Между тем обстрел батареи усиливался, и не успел комиссар рассказать командиру об успехах своего отряда, как на батарее случилось ужасное несчастье: от прямого попадания фашистского снаряда в дворик четвертого орудия погибли весь расчет и пушка…

 

Заика не очень-то помнит, как бежал тогда к четвертому орудию. Перепрыгивая через препятствия, сильно пригнувшись, он с трудом добрался до дворика четвертой пушки.

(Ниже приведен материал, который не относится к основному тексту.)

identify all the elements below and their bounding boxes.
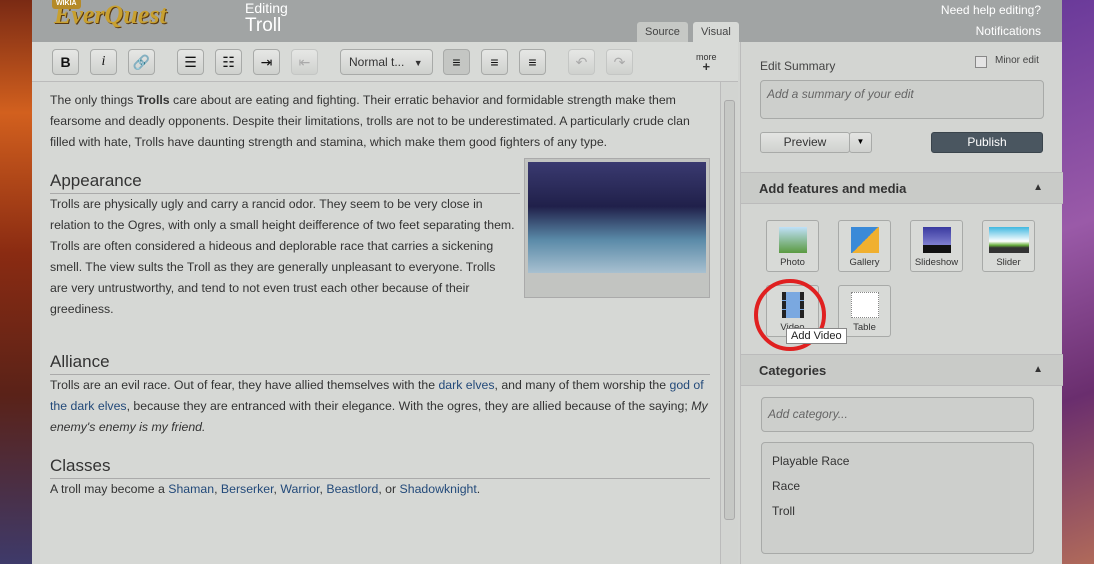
link-berserker[interactable]: Berserker bbox=[221, 482, 274, 496]
format-select[interactable]: Normal t... ▼ bbox=[340, 49, 433, 75]
link-shadowknight[interactable]: Shadowknight bbox=[400, 482, 477, 496]
add-category-input[interactable]: Add category... bbox=[761, 397, 1034, 432]
redo-icon[interactable]: ↷ bbox=[606, 49, 633, 75]
collapse-icon[interactable]: ▲ bbox=[1033, 364, 1043, 375]
preview-dropdown-icon[interactable]: ▼ bbox=[849, 132, 872, 153]
categories-section-header[interactable]: Categories ▲ bbox=[741, 354, 1063, 386]
heading-classes: Classes bbox=[50, 454, 710, 479]
link-shaman[interactable]: Shaman bbox=[168, 482, 214, 496]
table-label: Table bbox=[853, 322, 876, 333]
appearance-paragraph: Trolls are physically ugly and carry a r… bbox=[50, 197, 515, 316]
numbered-list-icon[interactable]: ☷ bbox=[215, 49, 242, 75]
slider-icon bbox=[988, 227, 1029, 253]
scrollbar-thumb[interactable] bbox=[724, 100, 735, 520]
troll-screenshot bbox=[528, 162, 706, 273]
align-right-icon[interactable]: ≡ bbox=[519, 49, 546, 75]
help-link[interactable]: Need help editing? bbox=[941, 3, 1041, 17]
category-item[interactable]: Troll bbox=[772, 499, 1023, 524]
undo-icon[interactable]: ↶ bbox=[568, 49, 595, 75]
link-icon[interactable]: 🔗 bbox=[128, 49, 155, 75]
gallery-icon bbox=[850, 227, 879, 253]
publish-button[interactable]: Publish bbox=[931, 132, 1043, 153]
align-center-icon[interactable]: ≡ bbox=[481, 49, 508, 75]
minor-edit-checkbox[interactable] bbox=[975, 56, 987, 68]
slideshow-label: Slideshow bbox=[914, 257, 959, 268]
heading-appearance: Appearance bbox=[50, 169, 520, 194]
edit-summary-input[interactable]: Add a summary of your edit bbox=[760, 80, 1044, 119]
categories-title: Categories bbox=[759, 363, 827, 378]
add-slideshow-button[interactable]: Slideshow bbox=[910, 220, 963, 272]
formatting-toolbar: B i 🔗 ☰ ☷ ⇥ ⇤ Normal t... ▼ ≡ ≡ ≡ ↶ ↷ mo… bbox=[32, 42, 738, 82]
features-title: Add features and media bbox=[759, 181, 907, 196]
editor-frame: EverQuest WIKIA Editing Troll Source Vis… bbox=[32, 0, 1063, 564]
add-slider-button[interactable]: Slider bbox=[982, 220, 1035, 272]
more-button[interactable]: more + bbox=[696, 52, 717, 73]
add-photo-button[interactable]: Photo bbox=[766, 220, 819, 272]
background-art-right bbox=[1062, 0, 1094, 564]
italic-button[interactable]: i bbox=[90, 49, 117, 75]
editing-label: Editing bbox=[245, 0, 288, 16]
add-gallery-button[interactable]: Gallery bbox=[838, 220, 891, 272]
collapse-icon[interactable]: ▲ bbox=[1033, 182, 1043, 193]
photo-icon bbox=[778, 227, 807, 253]
link-beastlord[interactable]: Beastlord bbox=[326, 482, 378, 496]
notifications-link[interactable]: Notifications bbox=[976, 24, 1041, 38]
troll-image[interactable] bbox=[524, 158, 710, 298]
classes-paragraph: A troll may become a Shaman, Berserker, … bbox=[50, 482, 481, 496]
indent-icon[interactable]: ⇥ bbox=[253, 49, 280, 75]
format-value: Normal t... bbox=[349, 55, 405, 69]
tab-source[interactable]: Source bbox=[637, 22, 688, 42]
link-dark-elves[interactable]: dark elves bbox=[438, 378, 494, 392]
heading-alliance: Alliance bbox=[50, 350, 710, 375]
alliance-paragraph: Trolls are an evil race. Out of fear, th… bbox=[50, 378, 708, 434]
intro-paragraph: The only things Trolls care about are ea… bbox=[50, 93, 690, 149]
link-warrior[interactable]: Warrior bbox=[280, 482, 319, 496]
photo-label: Photo bbox=[780, 257, 805, 268]
table-icon bbox=[850, 292, 879, 318]
wikia-badge[interactable]: WIKIA bbox=[52, 0, 81, 9]
slider-label: Slider bbox=[996, 257, 1021, 268]
editor-header: EverQuest WIKIA Editing Troll Source Vis… bbox=[32, 0, 1062, 42]
edit-summary-label: Edit Summary bbox=[760, 59, 836, 73]
features-section-header[interactable]: Add features and media ▲ bbox=[741, 172, 1063, 204]
background-art-left bbox=[0, 0, 32, 564]
category-list: Playable Race Race Troll bbox=[761, 442, 1034, 554]
tab-visual[interactable]: Visual bbox=[693, 22, 739, 42]
article-editor[interactable]: The only things Trolls care about are ea… bbox=[40, 82, 720, 564]
gallery-label: Gallery bbox=[849, 257, 880, 268]
slideshow-icon bbox=[922, 227, 951, 253]
category-item[interactable]: Race bbox=[772, 474, 1023, 499]
outdent-icon[interactable]: ⇤ bbox=[291, 49, 318, 75]
editor-scrollbar[interactable] bbox=[720, 82, 738, 564]
minor-edit-label: Minor edit bbox=[995, 55, 1039, 66]
preview-button[interactable]: Preview bbox=[760, 132, 850, 153]
category-item[interactable]: Playable Race bbox=[772, 449, 1023, 474]
page-title: Troll bbox=[245, 15, 282, 36]
add-video-tooltip: Add Video bbox=[786, 328, 847, 344]
align-left-icon[interactable]: ≡ bbox=[443, 49, 470, 75]
bullet-list-icon[interactable]: ☰ bbox=[177, 49, 204, 75]
bold-button[interactable]: B bbox=[52, 49, 79, 75]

По-видимому, это немало значит, если ты сам строил батарею, сам комплектовал ее личный состав, помогал в монтаже и установке орудий, учил людей, как лучше пользоваться этими пушками, и, наконец, вместе с ними отстаивал все это. Заика, как только увидел окровавленный дворик, разбитую пушку и тяжелораненого краснофлотца, бессознательно приткнувшегося к брустверу с патроном в руках, почувствовал слабость в ногах и какое-то противное пощипывание в горле. К счастью, все эти ощущения были мимолетными – внутри него опять забил тот самый родничок бодрости и энергии, он помогал ему все эти дни держаться на ногах и командовать таким грандиозным сражением, которое ни он, ни его подчиненные, да и само высшее начальство не представляли себе… Заика вытащил из сумки от противогаза индивидуальный пакет, но не успел разорвать его, как вблизи ахнуло, поднялась земля и щебень. Он был оглушен, контужен и засыпан взрывной землей.

По батарее разнесся крик:

– Комбата убило!

Комиссар с краснофлотцами кинулся к дворику четвертой пушки. Заика был засыпан почти весь – лишь ноги торчали из земли. Когда его откопали, он тяжело дышал и лицо казалось белее полотна. Краснофлотец, к которому лейтенант поспешил на помощь, уже не нуждался в ней.

 

К трем часам пополудни батарея подверглась ураганному обстрелу и бомбежке с воздуха. Эти часы полковник Репков отмечает в своем исследовании как самые трагические для батареи. И действительно, к этому времени резко увеличились потери на батарее: от прямого попадания авиационной бомбы перестала стрелять вторая пушка и из ее расчета в живых остались лишь командир орудия младший сержант Спивак.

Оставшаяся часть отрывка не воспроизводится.